唯一、気色悪いストーカーだと思われないかが心配だが、彼女が待っていると言ってくれた言葉が本音だと信じるしか無い。
それに……どうせならイケメンに生まれ変わりたい! そうだろ!?
あのルチアとかいう女も俺がイケメンだったら態度が違ったに違いない……と根に持っているシンであった。
そして、来世こそ、来世こそ! 脱!! 童貞!!!
「よし、死のう!」
アルトヘイヴンの大地の遥か上空で、二度目の巨大な極彩色の閃光が観測された。
一つ目の強大な閃光を皮切りに、連鎖するように夜空を照らした多くの光は、まるで花のようであったという。
誰かが、神の祝福かと漏らすと、人々は空に向かい祈りを捧げた。
「シンタロウ・オウミ。
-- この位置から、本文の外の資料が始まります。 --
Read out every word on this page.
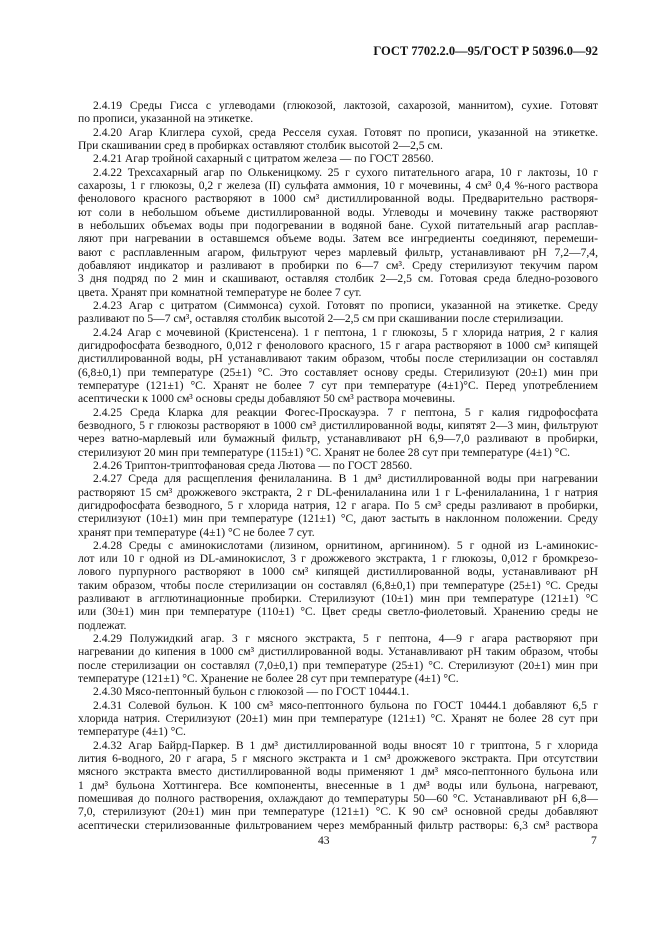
ГОСТ 7702.2.0—95/ГОСТ Р 50396.0—92
2.4.19 Среды Гисса с углеводами (глюкозой, лактозой, сахарозой, маннитом), сухие. Готовят
по прописи, указанной на этикетке.
2.4.20 Агар Клиглера сухой, среда Ресселя сухая. Готовят по прописи, указанной на этикетке.
При скашивании сред в пробирках оставляют столбик высотой 2—2,5 см.
2.4.21 Агар тройной сахарный с цитратом железа — по ГОСТ 28560.
2.4.22 Трехсахарный агар по Олькеницкому. 25 г сухого питательного агара, 10 г лактозы, 10 г
сахарозы, 1 г глюкозы, 0,2 г железа (II) сульфата аммония, 10 г мочевины, 4 см³ 0,4 %-ного раствора
фенолового красного растворяют в 1000 см³ дистиллированной воды. Предварительно растворя-
ют соли в небольшом объеме дистиллированной воды. Углеводы и мочевину также растворяют
в небольших объемах воды при подогревании в водяной бане. Сухой питательный агар расплав-
ляют при нагревании в оставшемся объеме воды. Затем все ингредиенты соединяют, перемеши-
вают с расплавленным агаром, фильтруют через марлевый фильтр, устанавливают pH 7,2—7,4,
добавляют индикатор и разливают в пробирки по 6—7 см³. Среду стерилизуют текучим паром
3 дня подряд по 2 мин и скашивают, оставляя столбик 2—2,5 см. Готовая среда бледно-розового
цвета. Хранят при комнатной температуре не более 7 сут.
2.4.23 Агар с цитратом (Симмонса) сухой. Готовят по прописи, указанной на этикетке. Среду
разливают по 5—7 см³, оставляя столбик высотой 2—2,5 см при скашивании после стерилизации.
2.4.24 Агар с мочевиной (Кристенсена). 1 г пептона, 1 г глюкозы, 5 г хлорида натрия, 2 г калия
дигидрофосфата безводного, 0,012 г фенолового красного, 15 г агара растворяют в 1000 см³ кипящей
дистиллированной воды, pH устанавливают таким образом, чтобы после стерилизации он составлял
(6,8±0,1) при температуре (25±1) °С. Это составляет основу среды. Стерилизуют (20±1) мин при
температуре (121±1) °С. Хранят не более 7 сут при температуре (4±1)°С. Перед употреблением
асептически к 1000 см³ основы среды добавляют 50 см³ раствора мочевины.
2.4.25 Среда Кларка для реакции Фогес-Проскауэра. 7 г пептона, 5 г калия гидрофосфата
безводного, 5 г глюкозы растворяют в 1000 см³ дистиллированной воды, кипятят 2—3 мин, фильтруют
через ватно-марлевый или бумажный фильтр, устанавливают pH 6,9—7,0 разливают в пробирки,
стерилизуют 20 мин при температуре (115±1) °С. Хранят не более 28 сут при температуре (4±1) °С.
2.4.26 Триптон-триптофановая среда Лютова — по ГОСТ 28560.
2.4.27 Среда для расщепления фенилаланина. В 1 дм³ дистиллированной воды при нагревании
растворяют 15 см³ дрожжевого экстракта, 2 г DL-фенилаланина или 1 г L-фенилаланина, 1 г натрия
дигидрофосфата безводного, 5 г хлорида натрия, 12 г агара. По 5 см³ среды разливают в пробирки,
стерилизуют (10±1) мин при температуре (121±1) °С, дают застыть в наклонном положении. Среду
хранят при температуре (4±1) °С не более 7 сут.
2.4.28 Среды с аминокислотами (лизином, орнитином, аргинином). 5 г одной из L-аминокис-
лот или 10 г одной из DL-аминокислот, 3 г дрожжевого экстракта, 1 г глюкозы, 0,012 г бромкрезо-
лового пурпурного растворяют в 1000 см³ кипящей дистиллированной воды, устанавливают pH
таким образом, чтобы после стерилизации он составлял (6,8±0,1) при температуре (25±1) °С. Среды
разливают в агглютинационные пробирки. Стерилизуют (10±1) мин при температуре (121±1) °С
или (30±1) мин при температуре (110±1) °С. Цвет среды светло-фиолетовый. Хранению среды не
подлежат.
2.4.29 Полужидкий агар. 3 г мясного экстракта, 5 г пептона, 4—9 г агара растворяют при
нагревании до кипения в 1000 см³ дистиллированной воды. Устанавливают pH таким образом, чтобы
после стерилизации он составлял (7,0±0,1) при температуре (25±1) °С. Стерилизуют (20±1) мин при
температуре (121±1) °С. Хранение не более 28 сут при температуре (4±1) °С.
2.4.30 Мясо-пептонный бульон с глюкозой — по ГОСТ 10444.1.
2.4.31 Солевой бульон. К 100 см³ мясо-пептонного бульона по ГОСТ 10444.1 добавляют 6,5 г
хлорида натрия. Стерилизуют (20±1) мин при температуре (121±1) °С. Хранят не более 28 сут при
температуре (4±1) °С.
2.4.32 Агар Байрд-Паркер. В 1 дм³ дистиллированной воды вносят 10 г триптона, 5 г хлорида
лития 6-водного, 20 г агара, 5 г мясного экстракта и 1 см³ дрожжевого экстракта. При отсутствии
мясного экстракта вместо дистиллированной воды применяют 1 дм³ мясо-пептонного бульона или
1 дм³ бульона Хоттингера. Все компоненты, внесенные в 1 дм³ воды или бульона, нагревают,
помешивая до полного растворения, охлаждают до температуры 50—60 °С. Устанавливают pH 6,8—
7,0, стерилизуют (20±1) мин при температуре (121±1) °С. К 90 см³ основной среды добавляют
асептически стерилизованные фильтрованием через мембранный фильтр растворы: 6,3 см³ раствора
43	7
……面白い」
黒い、小さな影は呟く。
それは光が消えたのを見届けて、静かに夜空に溶けていく。
――――やがて、季節が夏へと変わる頃、謎の男が邪神を打ち倒したとの報が世界中を駆け巡る。
世間ではまことしやかに、邪神に囚われた悲劇のお姫様と、異世界からやってきた名も無き魔法詠唱者の噂話が流れていた。
いつしかそれは形を変え、おとぎ話として語られるようになる――――。